Desencadeia um quadro gastrointestinal nas primeiras 24 horas: náuseas e vómitos, diarreia, cólicas abdominais.
Ou dentro de 48 horas um quadro neurológico: reacção à dor aguda diminuída, vertigens, alucinações, confusão e perda de memória temporária, de onde advém o nome desta intoxicação. Em pacientes idosos surgiram ainda lesões cerebrais, coma e morte.
O composto tóxico é um aminoácido invulgar: o ácido domoico (AD), produzido por uma diatomácea marinha Pseudo-nitzschia pungens.
A descoberta de uma diatomácea envolvida na produção de biotoxinas que afectam o Homem foi uma surpresa, e continua a ser uma excepção no protagonismo ocupado pelos dinoflagelados. Um pouco por todo o mundo têm vindo a ser identificadas outras algas produtoras de AD pertencentes ao mesmo género o que significa que o risco de intoxicações humanas está bastante disseminado.
A intoxicação diarreica por marisco (DSP)
A diarrhetic shellfish poisoning (DSP), apresenta exclusivamente um quadro gastrointestinal: diarreia, vómitos, dores epigástricas, dores abdominais, fraqueza muscular, cefaleias.
A diarreia pode surgir entre 1-2 horas até às 24 horas seguintes à ingestão, e a sua frequência pode chegar às 10 a 20 vezes por dia nos casos graves. Os sintomas cessam ao fim de três dias.
A DSP em humanos é provocada pela ingestão de bivalves contaminados tais como mexilhões, conquilhas, lingueirões, berbigões, amêijoas, vieiras ou ostras, já que as toxinas DSP lipossolúveis acumulam-se no tecido gordo dos bivalves.

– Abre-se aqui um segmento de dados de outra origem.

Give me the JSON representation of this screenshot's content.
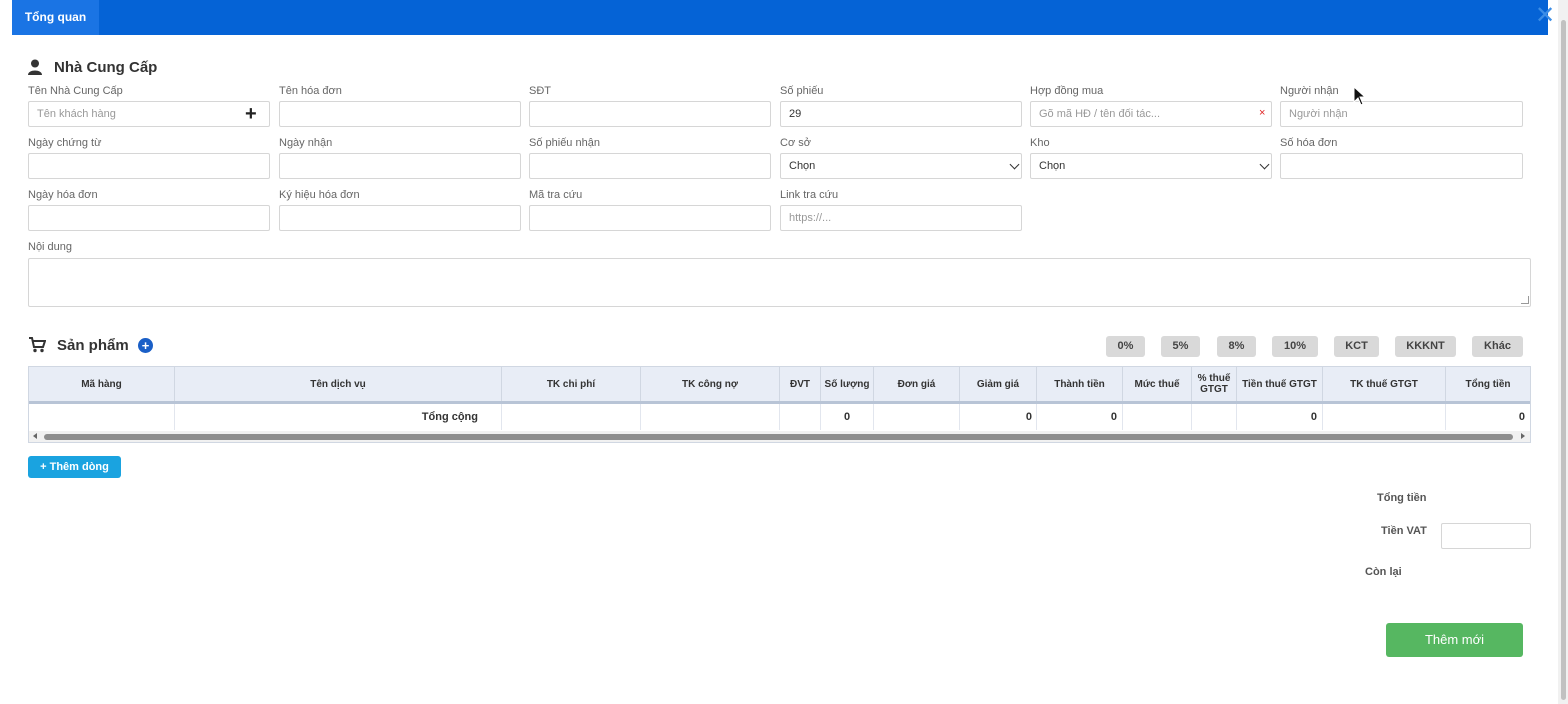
{
  "header": {
    "tab_label": "Tổng quan",
    "close_icon": "close-icon"
  },
  "supplier_section": {
    "title": "Nhà Cung Cấp",
    "icon": "user-icon"
  },
  "fields": {
    "supplier_name": {
      "label": "Tên Nhà Cung Cấp",
      "placeholder": "Tên khách hàng",
      "value": ""
    },
    "invoice_name": {
      "label": "Tên hóa đơn",
      "value": ""
    },
    "phone": {
      "label": "SĐT",
      "value": ""
    },
    "voucher_no": {
      "label": "Số phiếu",
      "value": "29"
    },
    "purchase_contract": {
      "label": "Hợp đồng mua",
      "placeholder": "Gõ mã HĐ / tên đối tác...",
      "clear": "×"
    },
    "receiver": {
      "label": "Người nhận",
      "placeholder": "Người nhận"
    },
    "document_date": {
      "label": "Ngày chứng từ",
      "value": ""
    },
    "received_date": {
      "label": "Ngày nhận",
      "value": ""
    },
    "receipt_no": {
      "label": "Số phiếu nhận",
      "value": ""
    },
    "facility": {
      "label": "Cơ sở",
      "value": "Chọn"
    },
    "warehouse": {
      "label": "Kho",
      "value": "Chọn"
    },
    "invoice_no": {
      "label": "Số hóa đơn",
      "value": ""
    },
    "invoice_date": {
      "label": "Ngày hóa đơn",
      "value": ""
    },
    "invoice_symbol": {
      "label": "Ký hiệu hóa đơn",
      "value": ""
    },
    "lookup_code": {
      "label": "Mã tra cứu",
      "value": ""
    },
    "lookup_link": {
      "label": "Link tra cứu",
      "placeholder": "https://..."
    },
    "content": {
      "label": "Nội dung",
      "value": ""
    }
  },
  "products_section": {
    "title": "Sản phẩm",
    "icon": "cart-icon",
    "add_icon": "+"
  },
  "tax_rates": [
    "0%",
    "5%",
    "8%",
    "10%",
    "KCT",
    "KKKNT",
    "Khác"
  ],
  "table": {
    "columns": [
      "Mã hàng",
      "Tên dịch vụ",
      "TK chi phí",
      "TK công nợ",
      "ĐVT",
      "Số lượng",
      "Đơn giá",
      "Giảm giá",
      "Thành tiền",
      "Mức thuế",
      "% thuế GTGT",
      "Tiền thuế GTGT",
      "TK thuế GTGT",
      "Tổng tiền"
    ],
    "footer": {
      "label": "Tổng cộng",
      "quantity": "0",
      "discount": "0",
      "amount": "0",
      "vat_amount": "0",
      "total": "0"
    }
  },
  "add_row_button": "+ Thêm dòng",
  "summary": {
    "total_label": "Tổng tiền",
    "vat_label": "Tiền VAT",
    "remaining_label": "Còn lại"
  },
  "submit_button": "Thêm mới"
}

Em Portugal os mexilhões e as conquilhas são os bivalves que atingem as concentrações mais elevadas de toxinas e também os que retêm a DSP por mais tempo.
No entanto, outras espécies têm também estado implicadas em intoxicações humanas.
As toxinas DSP são produzidas normalmente por dinoflagelados pertencentes ao género Dinophysis spp.. No entanto o género Prorocentrum também é responsável pela produção destas toxinas.
A produção de toxinas DSP pode variar consideravelmente entre espécies de dinoflagelados e entre tipos morfológicos regionais de uma espécie. O número de células de dinoflagelados por litro de água necessário para contaminar os moluscos é também variável.
A Europa é uma das regiões mundialmente mais afectadas pelo DSP, sendo o ácido ocadaico a principal toxina implicada, seguida da DTX1 e DTX2. O Japão parece ser também uma área bastante afectada.
Ocorrem níveis mais elevados desta toxina entre a Primavera e o Outono. O número de incidências de DSP, ou pelo menos a presença de toxinas DSP, parece estar a aumentar, e as algas produtoras de toxinas são frequentemente reportadas em novas áreas.